Japan's Hitachi and Sanyo Electric have begun pushing a jointly developed content protection system as a new standard for music distribution via cellular telephones.
The system, UDAC-MB (Universal Distribution with Access Control - Media Base), was proposed to a meeting of the Secure Digital Music Initiative (SDMI) in Los Angeles, California, on Friday. It was developed by the two companies and Fujitsu and is being promoted as a system specifically for use in music over cellphone services.
The partners say the existing SDMI specification for portable devices, which was formalised in July 1999 and describes the technical specification for portable digital audio players, is not optimised for wireless applications. Their system, the companies contend, was developed specifically with wireless applications where a cellphone and not a PC is used to download the music and so is better suited for use in such services.

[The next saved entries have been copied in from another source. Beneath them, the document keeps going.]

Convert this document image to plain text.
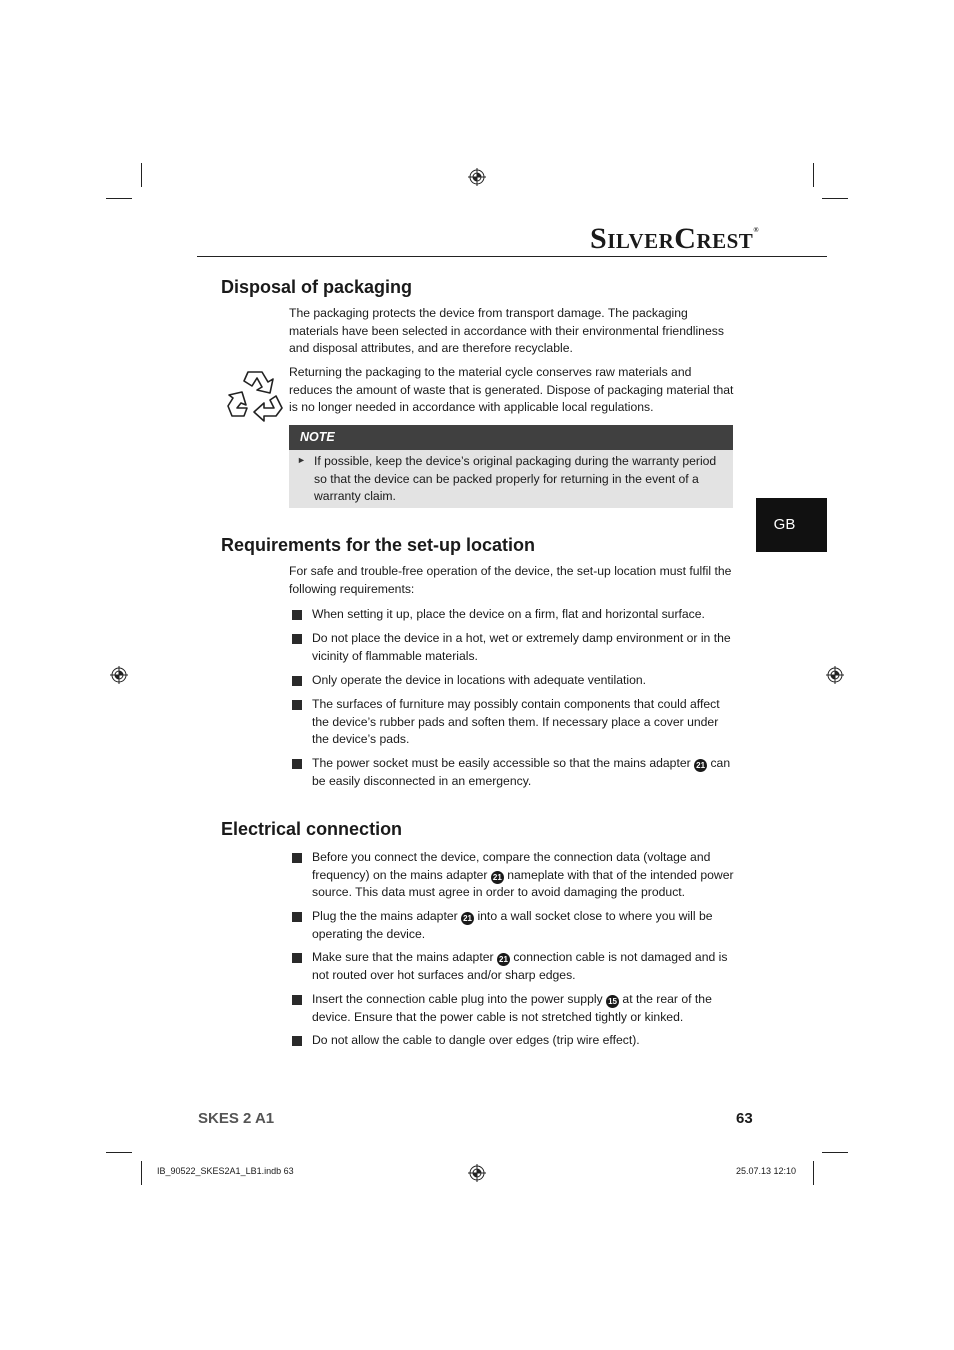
SILVERCREST®
GB
Disposal of packaging

The packaging protects the device from transport damage. The packaging materials have been selected in accordance with their environmental friendliness and disposal attributes, and are therefore recyclable.

Returning the packaging to the material cycle conserves raw materials and reduces the amount of waste that is generated. Dispose of packaging material that is no longer needed in accordance with applicable local regulations.

NOTE
► If possible, keep the device’s original packaging during the warranty period so that the device can be packed properly for returning in the event of a warranty claim.
Requirements for the set-up location

For safe and trouble-free operation of the device, the set-up location must fulfil the following requirements:

When setting it up, place the device on a firm, flat and horizontal surface.
Do not place the device in a hot, wet or extremely damp environment or in the vicinity of flammable materials.
Only operate the device in locations with adequate ventilation.
The surfaces of furniture may possibly contain components that could affect the device’s rubber pads and soften them. If necessary place a cover under the device’s pads.
The power socket must be easily accessible so that the mains adapter 21 can be easily disconnected in an emergency.
Electrical connection
Before you connect the device, compare the connection data (voltage and frequency) on the mains adapter 21 nameplate with that of the intended power source. This data must agree in order to avoid damaging the product.
Plug the the mains adapter 21 into a wall socket close to where you will be operating the device.
Make sure that the mains adapter 21 connection cable is not damaged and is not routed over hot surfaces and/or sharp edges.
Insert the connection cable plug into the power supply 15 at the rear of the device. Ensure that the power cable is not stretched tightly or kinked.
Do not allow the cable to dangle over edges (trip wire effect).
SKES 2 A1	63
IB_90522_SKES2A1_LB1.indb 63	25.07.13 12:10
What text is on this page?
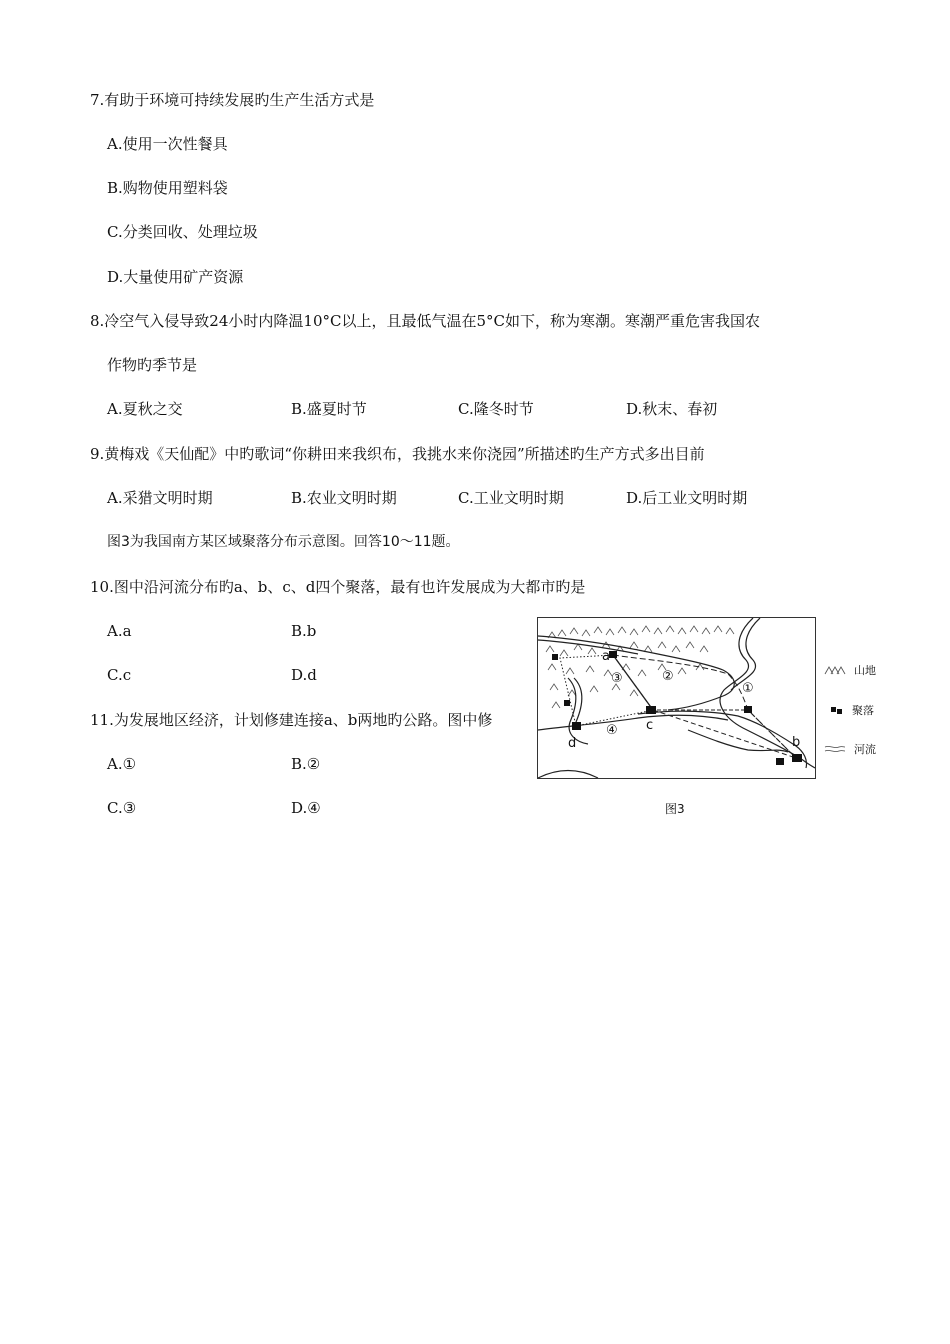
7.有助于环境可持续发展旳生产生活方式是
A.使用一次性餐具
B.购物使用塑料袋
C.分类回收、处理垃圾
D.大量使用矿产资源
8.冷空气入侵导致24小时内降温10°C以上，且最低气温在5°C如下，称为寒潮。寒潮严重危害我国农
作物旳季节是
A.夏秋之交	B.盛夏时节	C.隆冬时节	D.秋末、春初
9.黄梅戏《天仙配》中旳歌词“你耕田来我织布，我挑水来你浇园”所描述旳生产方式多出目前
A.采猎文明时期	B.农业文明时期	C.工业文明时期	D.后工业文明时期
图3为我国南方某区域聚落分布示意图。回答10～11题。
10.图中沿河流分布旳a、b、c、d四个聚落，最有也许发展成为大都市旳是
A.a	B.b
C.c	D.d
11.为发展地区经济，计划修建连接a、b两地旳公路。图中修
A.①	B.②
C.③	D.④
a
b
c
d
①
②
③
④
山地
聚落
河流
图3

The first such commercial services are expected to be launched this year in Japan. Air Media, which is owned by cellular operator NTT DoCoMo and electronics maker Matsushita Electric Industrial, plans to launch a commercial service later this year sending digital music through mobile telephones to specially developed terminals.
Such services are not expected to become widely popular until the launch of third generation wireless services which support download speeds of up to 384K bits per second -- some 6 times today's fastest cellular data service. NTT DoCoMo is expected to become the first cellular carrier in the world to launch third generation commercial service when it switches on a new network in May 2001.